Twenty-four deaf and disabled writers, directors and producers have graduated from a free new course that sets them on the road to a career in the theatre industry.
The joint venture between Leeds Playhouse, Sheffield Theatres and collaborative theatre network Ramps on the Moon, gave the early-career writers, directors and producers - eight in each category - the chance to enhance their skills, create valuable connections and develop new work, guided by industry professionals.
The participants, from Yorkshire, London and Wales, attended sessions both on Zoom and in person, the work groups carefully developed to ensure everyone, even those with complex mental or neurological challenges, chronic illnesses, physical impairments and learning disabilities would be catered for.
Amy Leach, the deputy artistic director at Leeds Playhouse, explained: “Collaborating with Ramps on the Moon and Sheffield Crucible on this ambitious programme for locally rooted artists has been brilliant and energising.
“From the commitment and rigour shown by the teams at both theatres, to the creativity and passion of the artists involved, it's been a wonderful celebration of the wealth of deaf and disabled talent we have in the region.”
The writers were asked to create a 15 to 20-minute monologue or duologue, which the direcetors then directed and the producers produced.
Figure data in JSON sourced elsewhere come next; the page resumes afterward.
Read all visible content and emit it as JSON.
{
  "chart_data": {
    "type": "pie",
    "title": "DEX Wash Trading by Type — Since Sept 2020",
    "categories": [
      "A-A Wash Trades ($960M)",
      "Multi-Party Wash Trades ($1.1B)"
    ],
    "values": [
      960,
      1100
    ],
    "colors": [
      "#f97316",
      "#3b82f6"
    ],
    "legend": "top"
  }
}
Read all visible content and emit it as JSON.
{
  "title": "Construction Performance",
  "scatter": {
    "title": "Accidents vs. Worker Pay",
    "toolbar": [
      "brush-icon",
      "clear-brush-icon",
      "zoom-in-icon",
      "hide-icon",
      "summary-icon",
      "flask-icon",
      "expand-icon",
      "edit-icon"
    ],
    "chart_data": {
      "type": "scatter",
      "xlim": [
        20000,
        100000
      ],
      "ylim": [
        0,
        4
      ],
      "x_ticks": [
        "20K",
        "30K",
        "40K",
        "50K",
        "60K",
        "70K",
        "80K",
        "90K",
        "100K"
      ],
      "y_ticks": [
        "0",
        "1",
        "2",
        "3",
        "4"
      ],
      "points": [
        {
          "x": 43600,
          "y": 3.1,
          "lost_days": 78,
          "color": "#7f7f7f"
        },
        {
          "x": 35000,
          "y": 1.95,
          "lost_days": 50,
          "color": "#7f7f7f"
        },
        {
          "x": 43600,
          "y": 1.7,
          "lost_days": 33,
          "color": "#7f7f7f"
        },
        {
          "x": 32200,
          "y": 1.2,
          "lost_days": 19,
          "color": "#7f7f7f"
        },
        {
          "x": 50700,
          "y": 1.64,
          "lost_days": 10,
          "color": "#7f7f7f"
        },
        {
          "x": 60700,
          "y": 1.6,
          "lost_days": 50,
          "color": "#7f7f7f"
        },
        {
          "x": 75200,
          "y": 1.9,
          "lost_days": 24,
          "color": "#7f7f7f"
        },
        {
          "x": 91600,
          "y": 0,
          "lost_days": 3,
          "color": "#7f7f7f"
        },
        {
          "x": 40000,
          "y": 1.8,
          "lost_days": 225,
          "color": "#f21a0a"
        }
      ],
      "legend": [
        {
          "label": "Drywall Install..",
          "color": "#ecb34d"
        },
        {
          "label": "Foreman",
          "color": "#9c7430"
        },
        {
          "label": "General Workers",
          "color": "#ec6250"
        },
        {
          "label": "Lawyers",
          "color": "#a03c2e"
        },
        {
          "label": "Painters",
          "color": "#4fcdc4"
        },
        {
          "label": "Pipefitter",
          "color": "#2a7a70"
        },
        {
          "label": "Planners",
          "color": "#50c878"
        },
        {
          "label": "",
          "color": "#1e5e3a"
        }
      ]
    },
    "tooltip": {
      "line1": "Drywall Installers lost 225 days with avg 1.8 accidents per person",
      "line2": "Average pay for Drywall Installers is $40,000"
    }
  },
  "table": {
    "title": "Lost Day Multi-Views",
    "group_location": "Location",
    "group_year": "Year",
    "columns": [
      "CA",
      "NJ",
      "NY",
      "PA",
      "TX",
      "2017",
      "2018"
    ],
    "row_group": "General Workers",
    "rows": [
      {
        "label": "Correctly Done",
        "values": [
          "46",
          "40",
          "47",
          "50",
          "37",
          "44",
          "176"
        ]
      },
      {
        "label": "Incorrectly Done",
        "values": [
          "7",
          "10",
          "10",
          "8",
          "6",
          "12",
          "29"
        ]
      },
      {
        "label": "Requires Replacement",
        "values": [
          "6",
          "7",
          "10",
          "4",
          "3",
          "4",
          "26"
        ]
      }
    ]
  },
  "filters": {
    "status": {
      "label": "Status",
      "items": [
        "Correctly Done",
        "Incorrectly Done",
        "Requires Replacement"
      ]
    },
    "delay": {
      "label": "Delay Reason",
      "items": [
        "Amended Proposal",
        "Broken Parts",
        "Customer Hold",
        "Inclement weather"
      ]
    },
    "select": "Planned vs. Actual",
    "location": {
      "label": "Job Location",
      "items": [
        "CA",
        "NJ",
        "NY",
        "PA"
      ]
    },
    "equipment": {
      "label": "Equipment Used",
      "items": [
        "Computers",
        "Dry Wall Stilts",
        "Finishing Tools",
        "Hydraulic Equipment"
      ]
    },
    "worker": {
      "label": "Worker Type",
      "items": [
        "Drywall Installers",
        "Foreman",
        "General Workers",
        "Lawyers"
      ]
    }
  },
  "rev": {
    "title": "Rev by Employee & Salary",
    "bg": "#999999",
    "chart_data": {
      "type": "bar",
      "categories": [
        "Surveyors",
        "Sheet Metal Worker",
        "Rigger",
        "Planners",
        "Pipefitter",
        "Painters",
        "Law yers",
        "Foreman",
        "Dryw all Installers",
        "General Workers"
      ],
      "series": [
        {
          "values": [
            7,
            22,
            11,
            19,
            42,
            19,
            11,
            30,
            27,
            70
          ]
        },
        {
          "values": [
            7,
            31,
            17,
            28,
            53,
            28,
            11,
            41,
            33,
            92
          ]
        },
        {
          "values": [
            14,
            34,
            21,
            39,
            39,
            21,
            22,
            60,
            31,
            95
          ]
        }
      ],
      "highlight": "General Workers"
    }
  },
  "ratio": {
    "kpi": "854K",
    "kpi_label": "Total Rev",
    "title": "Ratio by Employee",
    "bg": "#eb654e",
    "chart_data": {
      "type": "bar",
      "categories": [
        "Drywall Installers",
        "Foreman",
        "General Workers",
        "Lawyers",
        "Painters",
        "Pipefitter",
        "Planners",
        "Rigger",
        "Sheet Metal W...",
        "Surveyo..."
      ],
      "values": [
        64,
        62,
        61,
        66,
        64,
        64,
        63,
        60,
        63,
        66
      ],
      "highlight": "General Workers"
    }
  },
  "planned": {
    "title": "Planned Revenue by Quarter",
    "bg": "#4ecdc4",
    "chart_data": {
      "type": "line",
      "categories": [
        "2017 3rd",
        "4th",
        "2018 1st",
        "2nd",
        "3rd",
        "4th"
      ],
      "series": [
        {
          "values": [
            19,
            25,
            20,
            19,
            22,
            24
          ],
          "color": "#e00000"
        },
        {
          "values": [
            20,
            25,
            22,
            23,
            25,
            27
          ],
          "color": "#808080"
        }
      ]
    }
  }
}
Each writer, director and producer presented their work at the Playhouse with the help of seven actors, both disabled and able. Some of the teams are now developing and expanding their work.
Ben Wilson – actor, director and agent for change at Sheffield Theatres - said: “The project has been a gift to both Sheffield Theatres and Leeds Playhouse in terms of teaching us how to make our artist development programmes more accessible, and introducing us to talented artists with whom we hope to have working relationships.
“For me personally, as a disabled artist, it was thrilling to create a supportive community of fellow disabled people."
Julia Spencer, who took part in the writing course, described it as a life-changing experience: “This experience has given me more confidence about writing, applying for opportunities and working collaboratively.”
Directing course participant Steven George said: “Being in the same space as a large group of fellow disabled, talented creatives is fantastic and doesn’t happen often. When there is a group it enhances things for everyone, not just the disabled people. The business is slowly getting better when it comes to disability awareness and portrayal and projects like this can only help to progress this at a faster pace.”
The courses were supported by Ramps on the Moon, a collaborative network of six major regional theatres aimed at normalising the presence of deaf and disabled people both on and off stage.